There's another problem, of course. The government's proposed fines for businesses who take on illegal workers won't make the slightest difference whilst enforcement continues to drop. (Last year there were 40% fewer convictions than under Labour.) So too, the potential new requirements on landlords will be hard to enforce without the statutory register of all commercial landlords we have called for and which the government refuses to countenance. Even the attempt to reframe the law on deportation of foreign criminals may be doomed to failure as the vast majority of foreign criminals, more than four out of five, do not end up staying by virtue of the Human Rights Act, but because of lost and destroyed paperwork and administrative incompetence at the Home Office.

Equally worrying is the fact that there are no proposals on illegal immigration in the government 'to do' list, despite the fact that fewer people are getting stopped at our border, more people are absconding at Heathrow and fewer foreign criminals are being deported under this government than under Labour.

There's nothing to deal with the failure at the Home Office to deport bogus student cases, nothing to deal with loopholes in student visitor visas, and nothing to give UKBA officers who inspect colleges and workplaces the power of arrest.

Nor is the Government tackling the exploitation of foreign workers leading to the undercutting of local workers. There is nothing to improve enforcement of the national minimum wage, no action on agencies recruiting only from abroad, nothing to improve training for local workers for sectors recruiting heavily from abroad, no action to extend the Gangmasters licensing legislation, and nothing to deal with slum landlords using overcrowded housing to recoup labour costs.

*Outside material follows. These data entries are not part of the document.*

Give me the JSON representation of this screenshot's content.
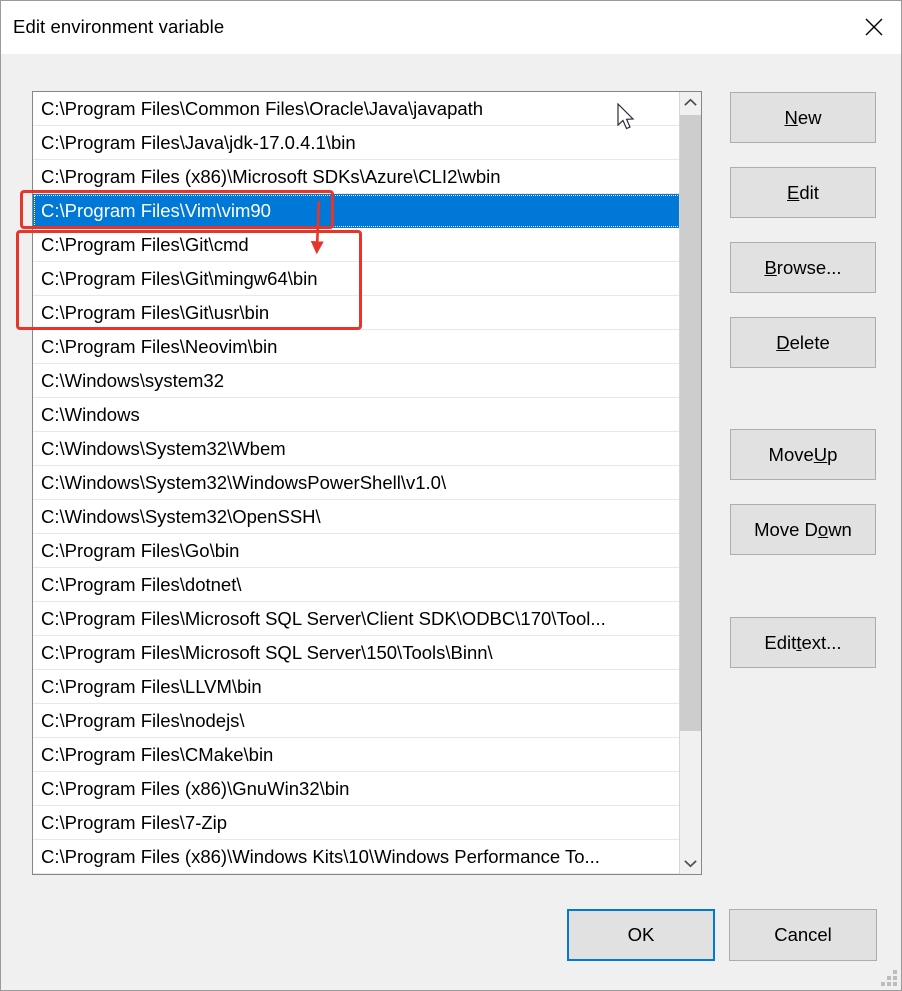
{
  "window": {
    "title": "Edit environment variable",
    "close_icon": "close-icon"
  },
  "list": {
    "items": [
      "C:\\Program Files\\Common Files\\Oracle\\Java\\javapath",
      "C:\\Program Files\\Java\\jdk-17.0.4.1\\bin",
      "C:\\Program Files (x86)\\Microsoft SDKs\\Azure\\CLI2\\wbin",
      "C:\\Program Files\\Vim\\vim90",
      "C:\\Program Files\\Git\\cmd",
      "C:\\Program Files\\Git\\mingw64\\bin",
      "C:\\Program Files\\Git\\usr\\bin",
      "C:\\Program Files\\Neovim\\bin",
      "C:\\Windows\\system32",
      "C:\\Windows",
      "C:\\Windows\\System32\\Wbem",
      "C:\\Windows\\System32\\WindowsPowerShell\\v1.0\\",
      "C:\\Windows\\System32\\OpenSSH\\",
      "C:\\Program Files\\Go\\bin",
      "C:\\Program Files\\dotnet\\",
      "C:\\Program Files\\Microsoft SQL Server\\Client SDK\\ODBC\\170\\Tool...",
      "C:\\Program Files\\Microsoft SQL Server\\150\\Tools\\Binn\\",
      "C:\\Program Files\\LLVM\\bin",
      "C:\\Program Files\\nodejs\\",
      "C:\\Program Files\\CMake\\bin",
      "C:\\Program Files (x86)\\GnuWin32\\bin",
      "C:\\Program Files\\7-Zip",
      "C:\\Program Files (x86)\\Windows Kits\\10\\Windows Performance To..."
    ],
    "selected_index": 3,
    "selected_value": "C:\\Program Files\\Vim\\vim90"
  },
  "scrollbar": {
    "up_icon": "chevron-up-icon",
    "down_icon": "chevron-down-icon"
  },
  "buttons": {
    "new": {
      "accel": "N",
      "rest": "ew"
    },
    "edit": {
      "accel": "E",
      "rest": "dit"
    },
    "browse": {
      "accel": "B",
      "rest": "rowse..."
    },
    "delete": {
      "accel": "D",
      "rest": "elete"
    },
    "move_up": {
      "pre": "Move ",
      "accel": "U",
      "rest": "p"
    },
    "move_down": {
      "pre": "Move D",
      "accel": "o",
      "rest": "wn"
    },
    "edit_text": {
      "pre": "Edit ",
      "accel": "t",
      "rest": "ext..."
    },
    "ok": "OK",
    "cancel": "Cancel"
  },
  "colors": {
    "selection": "#0078d7",
    "annotation": "#e8352a",
    "dialog_bg": "#f0f0f0",
    "button_face": "#e1e1e1"
  }
}
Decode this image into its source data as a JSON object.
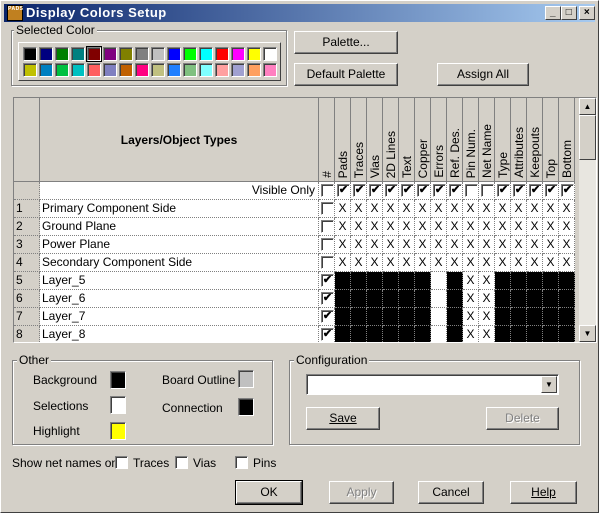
{
  "window": {
    "title": "Display Colors Setup",
    "icon_text": "PADS"
  },
  "selected_color": {
    "label": "Selected Color",
    "selected_index": 4,
    "row1": [
      "#000000",
      "#000080",
      "#008000",
      "#008080",
      "#800000",
      "#800080",
      "#808000",
      "#808080",
      "#c0c0c0",
      "#0000ff",
      "#00ff00",
      "#00ffff",
      "#ff0000",
      "#ff00ff",
      "#ffff00",
      "#ffffff"
    ],
    "row2": [
      "#c0c000",
      "#0080c0",
      "#00c040",
      "#00c0c0",
      "#ff6060",
      "#8080c0",
      "#c06000",
      "#ff0080",
      "#c0c080",
      "#2080ff",
      "#80c080",
      "#80ffff",
      "#ffa0a0",
      "#a0a0d0",
      "#ffa060",
      "#ff80c0"
    ]
  },
  "buttons": {
    "palette": "Palette...",
    "default_palette": "Default Palette",
    "assign_all": "Assign All",
    "save": "Save",
    "delete": "Delete",
    "ok": "OK",
    "apply": "Apply",
    "cancel": "Cancel",
    "help": "Help"
  },
  "grid": {
    "name_header": "Layers/Object Types",
    "num_header": "#",
    "columns": [
      "Pads",
      "Traces",
      "Vias",
      "2D Lines",
      "Text",
      "Copper",
      "Errors",
      "Ref. Des.",
      "Pin Num.",
      "Net Name",
      "Type",
      "Attributes",
      "Keepouts",
      "Top",
      "Bottom"
    ],
    "visible_only": {
      "label": "Visible Only",
      "num_checked": false,
      "checked": [
        true,
        true,
        true,
        true,
        true,
        true,
        true,
        true,
        false,
        false,
        true,
        true,
        true,
        true,
        true
      ]
    },
    "rows": [
      {
        "num": "1",
        "name": "Primary Component Side",
        "checked": false,
        "cells": [
          "x",
          "x",
          "x",
          "x",
          "x",
          "x",
          "x",
          "x",
          "x",
          "x",
          "x",
          "x",
          "x",
          "x",
          "x"
        ]
      },
      {
        "num": "2",
        "name": "Ground Plane",
        "checked": false,
        "cells": [
          "x",
          "x",
          "x",
          "x",
          "x",
          "x",
          "x",
          "x",
          "x",
          "x",
          "x",
          "x",
          "x",
          "x",
          "x"
        ]
      },
      {
        "num": "3",
        "name": "Power Plane",
        "checked": false,
        "cells": [
          "x",
          "x",
          "x",
          "x",
          "x",
          "x",
          "x",
          "x",
          "x",
          "x",
          "x",
          "x",
          "x",
          "x",
          "x"
        ]
      },
      {
        "num": "4",
        "name": "Secondary Component Side",
        "checked": false,
        "cells": [
          "x",
          "x",
          "x",
          "x",
          "x",
          "x",
          "x",
          "x",
          "x",
          "x",
          "x",
          "x",
          "x",
          "x",
          "x"
        ]
      },
      {
        "num": "5",
        "name": "Layer_5",
        "checked": true,
        "cells": [
          "#000000",
          "#000000",
          "#000000",
          "#000000",
          "#000000",
          "#000000",
          "#ffffff",
          "#000000",
          "x",
          "x",
          "#000000",
          "#000000",
          "#000000",
          "#000000",
          "#000000"
        ]
      },
      {
        "num": "6",
        "name": "Layer_6",
        "checked": true,
        "cells": [
          "#000000",
          "#000000",
          "#000000",
          "#000000",
          "#000000",
          "#000000",
          "#ffffff",
          "#000000",
          "x",
          "x",
          "#000000",
          "#000000",
          "#000000",
          "#000000",
          "#000000"
        ]
      },
      {
        "num": "7",
        "name": "Layer_7",
        "checked": true,
        "cells": [
          "#000000",
          "#000000",
          "#000000",
          "#000000",
          "#000000",
          "#000000",
          "#ffffff",
          "#000000",
          "x",
          "x",
          "#000000",
          "#000000",
          "#000000",
          "#000000",
          "#000000"
        ]
      },
      {
        "num": "8",
        "name": "Layer_8",
        "checked": true,
        "cells": [
          "#000000",
          "#000000",
          "#000000",
          "#000000",
          "#000000",
          "#000000",
          "#ffffff",
          "#000000",
          "x",
          "x",
          "#000000",
          "#000000",
          "#000000",
          "#000000",
          "#000000"
        ]
      }
    ]
  },
  "other": {
    "label": "Other",
    "background": {
      "label": "Background",
      "color": "#000000"
    },
    "selections": {
      "label": "Selections",
      "color": "#ffffff"
    },
    "highlight": {
      "label": "Highlight",
      "color": "#ffff00"
    },
    "board_outline": {
      "label": "Board Outline",
      "color": "#c0c0c0"
    },
    "connection": {
      "label": "Connection",
      "color": "#000000"
    }
  },
  "configuration": {
    "label": "Configuration",
    "value": ""
  },
  "net_names": {
    "label": "Show net names on",
    "traces": "Traces",
    "vias": "Vias",
    "pins": "Pins",
    "traces_checked": false,
    "vias_checked": false,
    "pins_checked": false
  }
}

I'm not going to engage in an arms race of rhetoric with any party on immigration, nor will we give the government a carte blanche, as we will want to scrutinise whatever they eventually come up with very carefully as immigration is important for Britain and needs to be controlled and managed so it is fair for all. But whilst we support some of the measures promised, my biggest feeling is that on immigration the government simply isn't up to the task in hand and their Queen's Speech don't add up to a row of beans.